A estratégia de Jakeline Malvestiti para a nova era das obras
Unindo normas da ONU e gestão de riscos, a especialista mostra o caminho para empresas brasileiras crescerem sem sucumbir a passivos e processos
Divulgação
A construção civil vive um novo ciclo de expansão no Brasil, com crescimento superior a 3% no PIB do setor em 2024, impulsionado pela retomada de obras de infraestrutura e pelo aquecimento do mercado imobiliário. Esse avanço, no entanto, vem acompanhado de exigências mais rígidas que impactam diretamente a operação das empresas.
As projeções da Câmara Brasileira da Indústria da Construção (CBIC) indicam continuidade desse movimento. Para sustentar esse crescimento, empresas precisam adotar práticas mais sólidas de gestão de riscos e adequação ambiental, que deixaram de ser diferenciais e passaram a ser obrigatórias.

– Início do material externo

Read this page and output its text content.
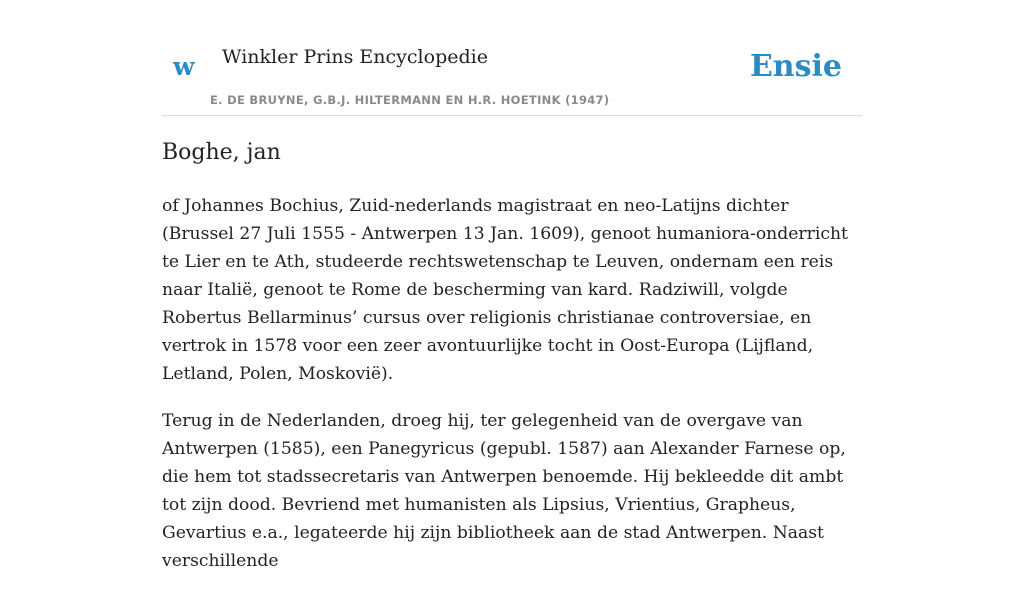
w Winkler Prins Encyclopedie
E. DE BRUYNE, G.B.J. HILTERMANN EN H.R. HOETINK (1947)
Ensie
Boghe, jan

of Johannes Bochius, Zuid-nederlands magistraat en neo-Latijns dichter (Brussel 27 Juli 1555 - Antwerpen 13 Jan. 1609), genoot humaniora-onderricht te Lier en te Ath, studeerde rechtswetenschap te Leuven, ondernam een reis naar Italië, genoot te Rome de bescherming van kard. Radziwill, volgde Robertus Bellarminus’ cursus over religionis christianae controversiae, en vertrok in 1578 voor een zeer avontuurlijke tocht in Oost-Europa (Lijfland, Letland, Polen, Moskovië).

Terug in de Nederlanden, droeg hij, ter gelegenheid van de overgave van Antwerpen (1585), een Panegyricus (gepubl. 1587) aan Alexander Farnese op, die hem tot stadssecretaris van Antwerpen benoemde. Hij bekleedde dit ambt tot zijn dood. Bevriend met humanisten als Lipsius, Vrientius, Grapheus, Gevartius e.a., legateerde hij zijn bibliotheek aan de stad Antwerpen. Naast verschillende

Nesse cenário, a atuação jurídica preventiva passa a ter papel estratégico na proteção das margens de lucro. Com o setor historicamente entre os líderes em litígios trabalhistas no país, antecipar riscos deixou de ser opcional e passou a ser essencial para preservar o fluxo de caixa.
A especialista Jakeline Malvestiti, que atua à frente do jurídico da Lar Construções, aponta que o momento exige das empresas uma "blindagem corporativa". "O crescimento acelerado expõe as construtoras a um complexo emaranhado de passivos trabalhistas e regulatórios. A função da governança preventiva é justamente transformar esse arcabouço de normas em processos internos seguros", explica a especialista.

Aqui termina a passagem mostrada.